Reggie Watts has no idea what he’ll say when he takes the stage at Helium Comedy Club this weekend. In fact, he won’t until the moment he actually grabs his mics—one plugged into the speaker, the other plugged into a looping machine. That’s just how the comedian and musician rolls. Nothing is scripted, and that chaos makes Watts one of the best performers touring today.
To say this year has been kind to Watts—a skilled musician who fronted Seattle soul-funk outfit Maktub for years and now resides in Brooklyn—is an understatement. He spent a good chunk of 2010 on Conan O’Brien’s “Legally Prohibited From Being Funny on Television” tour, went ’fro-to-’fro with ?uestlove on Late Night With Jimmy Fallon and recorded a Comedy Central album, Why Shit So Crazy?, all while touring incessantly.

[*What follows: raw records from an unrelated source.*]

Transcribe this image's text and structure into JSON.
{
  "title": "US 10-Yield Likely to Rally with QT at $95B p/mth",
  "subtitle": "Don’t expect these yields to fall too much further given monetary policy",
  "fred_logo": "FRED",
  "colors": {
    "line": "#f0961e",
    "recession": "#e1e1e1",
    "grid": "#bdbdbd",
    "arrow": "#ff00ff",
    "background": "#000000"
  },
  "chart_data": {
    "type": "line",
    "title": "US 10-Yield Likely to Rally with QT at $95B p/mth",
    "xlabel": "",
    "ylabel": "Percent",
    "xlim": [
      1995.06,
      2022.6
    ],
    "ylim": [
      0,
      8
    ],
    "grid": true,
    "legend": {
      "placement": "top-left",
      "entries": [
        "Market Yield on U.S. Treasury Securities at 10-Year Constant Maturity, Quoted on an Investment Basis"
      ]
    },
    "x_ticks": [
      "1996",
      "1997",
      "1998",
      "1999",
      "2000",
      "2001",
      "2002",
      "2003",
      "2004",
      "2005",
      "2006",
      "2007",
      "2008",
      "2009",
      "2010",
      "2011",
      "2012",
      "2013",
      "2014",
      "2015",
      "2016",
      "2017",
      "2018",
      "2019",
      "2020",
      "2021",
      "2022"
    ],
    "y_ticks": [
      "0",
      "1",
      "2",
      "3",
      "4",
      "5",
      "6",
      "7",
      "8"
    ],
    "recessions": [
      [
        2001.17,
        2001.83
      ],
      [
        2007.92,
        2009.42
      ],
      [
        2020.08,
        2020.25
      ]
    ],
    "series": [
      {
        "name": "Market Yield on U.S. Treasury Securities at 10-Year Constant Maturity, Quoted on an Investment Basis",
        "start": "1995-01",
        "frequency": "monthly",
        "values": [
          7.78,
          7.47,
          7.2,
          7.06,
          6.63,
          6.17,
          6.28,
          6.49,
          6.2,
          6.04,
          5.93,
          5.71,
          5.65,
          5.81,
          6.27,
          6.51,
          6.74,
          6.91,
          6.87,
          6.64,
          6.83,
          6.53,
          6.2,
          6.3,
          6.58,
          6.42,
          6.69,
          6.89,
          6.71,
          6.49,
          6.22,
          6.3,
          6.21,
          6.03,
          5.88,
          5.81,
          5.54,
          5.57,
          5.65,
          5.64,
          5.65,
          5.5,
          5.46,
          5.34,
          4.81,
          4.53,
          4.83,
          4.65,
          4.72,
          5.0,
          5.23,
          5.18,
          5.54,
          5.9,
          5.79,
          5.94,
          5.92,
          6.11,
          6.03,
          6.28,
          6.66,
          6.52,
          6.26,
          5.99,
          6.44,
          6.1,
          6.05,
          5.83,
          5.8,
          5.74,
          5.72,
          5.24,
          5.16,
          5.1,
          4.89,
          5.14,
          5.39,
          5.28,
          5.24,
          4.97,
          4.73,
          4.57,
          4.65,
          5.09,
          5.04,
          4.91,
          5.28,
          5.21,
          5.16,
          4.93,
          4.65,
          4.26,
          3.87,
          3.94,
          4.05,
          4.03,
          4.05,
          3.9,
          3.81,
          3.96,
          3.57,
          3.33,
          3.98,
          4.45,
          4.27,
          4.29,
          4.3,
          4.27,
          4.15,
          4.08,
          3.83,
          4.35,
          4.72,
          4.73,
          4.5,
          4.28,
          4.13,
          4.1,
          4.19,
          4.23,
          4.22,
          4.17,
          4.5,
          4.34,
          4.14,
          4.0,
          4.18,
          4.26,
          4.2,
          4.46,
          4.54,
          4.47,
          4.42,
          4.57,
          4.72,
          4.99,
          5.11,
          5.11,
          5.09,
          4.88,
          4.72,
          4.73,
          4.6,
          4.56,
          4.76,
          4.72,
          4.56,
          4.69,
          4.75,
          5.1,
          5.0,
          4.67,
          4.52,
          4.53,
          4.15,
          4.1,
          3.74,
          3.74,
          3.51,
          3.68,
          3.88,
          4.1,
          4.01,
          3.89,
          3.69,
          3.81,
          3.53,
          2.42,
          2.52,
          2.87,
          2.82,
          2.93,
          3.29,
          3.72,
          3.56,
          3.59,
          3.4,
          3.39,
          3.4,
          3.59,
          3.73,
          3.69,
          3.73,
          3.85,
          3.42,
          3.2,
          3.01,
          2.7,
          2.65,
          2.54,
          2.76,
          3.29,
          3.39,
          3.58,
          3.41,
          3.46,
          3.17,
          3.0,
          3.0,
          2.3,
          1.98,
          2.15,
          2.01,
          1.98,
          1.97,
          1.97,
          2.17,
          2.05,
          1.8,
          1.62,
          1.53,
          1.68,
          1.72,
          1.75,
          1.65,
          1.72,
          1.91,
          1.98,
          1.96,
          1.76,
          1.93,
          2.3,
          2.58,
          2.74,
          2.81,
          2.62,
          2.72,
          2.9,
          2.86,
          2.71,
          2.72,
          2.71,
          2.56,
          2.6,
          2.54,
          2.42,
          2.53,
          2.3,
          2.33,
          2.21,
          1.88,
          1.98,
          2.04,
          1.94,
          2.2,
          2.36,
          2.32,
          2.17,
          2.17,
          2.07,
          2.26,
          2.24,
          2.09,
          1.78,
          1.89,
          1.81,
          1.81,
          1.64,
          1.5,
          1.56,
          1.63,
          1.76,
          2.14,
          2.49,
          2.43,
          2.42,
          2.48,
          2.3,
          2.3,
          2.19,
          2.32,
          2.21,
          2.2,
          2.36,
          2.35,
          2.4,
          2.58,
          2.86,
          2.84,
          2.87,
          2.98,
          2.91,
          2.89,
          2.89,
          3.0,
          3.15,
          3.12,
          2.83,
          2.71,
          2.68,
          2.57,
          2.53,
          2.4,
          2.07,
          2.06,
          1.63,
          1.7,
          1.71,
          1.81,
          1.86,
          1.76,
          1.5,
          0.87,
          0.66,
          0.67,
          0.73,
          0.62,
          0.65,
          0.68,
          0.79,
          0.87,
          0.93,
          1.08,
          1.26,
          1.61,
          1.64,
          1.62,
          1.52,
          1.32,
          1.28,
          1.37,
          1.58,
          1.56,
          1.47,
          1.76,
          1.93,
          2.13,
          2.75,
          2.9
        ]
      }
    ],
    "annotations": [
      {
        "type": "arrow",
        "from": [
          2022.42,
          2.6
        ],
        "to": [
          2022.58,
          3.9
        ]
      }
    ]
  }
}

A veteran of PICA’s Time-Based Art Festival, Watts’ return to PDX finds him at the top of his game. We are pretty sure there will be some improvised a cappella hip-hop and a hearty dose of observational humor. Beyond that, though, Watts’ set will consist of whatever happens to be percolating underneath that magnificent mane when he finally grabs the mic.
Watts spoke about the gig—and the end of life as we know it—by phone with WW in advance of this weekend’s show.
WW: Is your head just constantly going?
Reggie Watts: I’m always thinking about stupid shit. It’s like a top or a gyroscope. It’s like it’s going and going and going, and when you release it kind of chaotically comes into being.... I usually just walk onstage and either start talking right away, or start doing something stupid like messing with stuff, or I’ll start with music. It really just depends on what hits me as I’m approaching the stage.
Are you able to let loose at a smaller show?
I like to take in the situation in real time. It’s always the same, whether it’s 10 people who show up, or a television audience, or a comedy club with 250 people in it. I shift gears to match the resonance of the room as much as I can.
A few TBA fests ago, you were talking a lot about the 2012 apocalypse. What are your thoughts now?
We got a little over a year left. I don’t know. It’s fun to talk about certain destruction. It’s a fun concept to just tell people there’s no way to avoid absolute catastrophe, and no matter what you do it’s just inevitable. But who knows. It’s one of those Y2K situations. It is an astronomical phenomenon. There will be a pretty awesome alignment of planets, so that’s definitely true. I look forward to it—but I definitely won’t be in a big city when it happens.
GO: Reggie Watts plays Helium Comedy Club, 1510 SE 9th Ave., 888-643-8669. 7:30 and 10 pm Friday-Saturday, Aug. 19-20. $22-$27.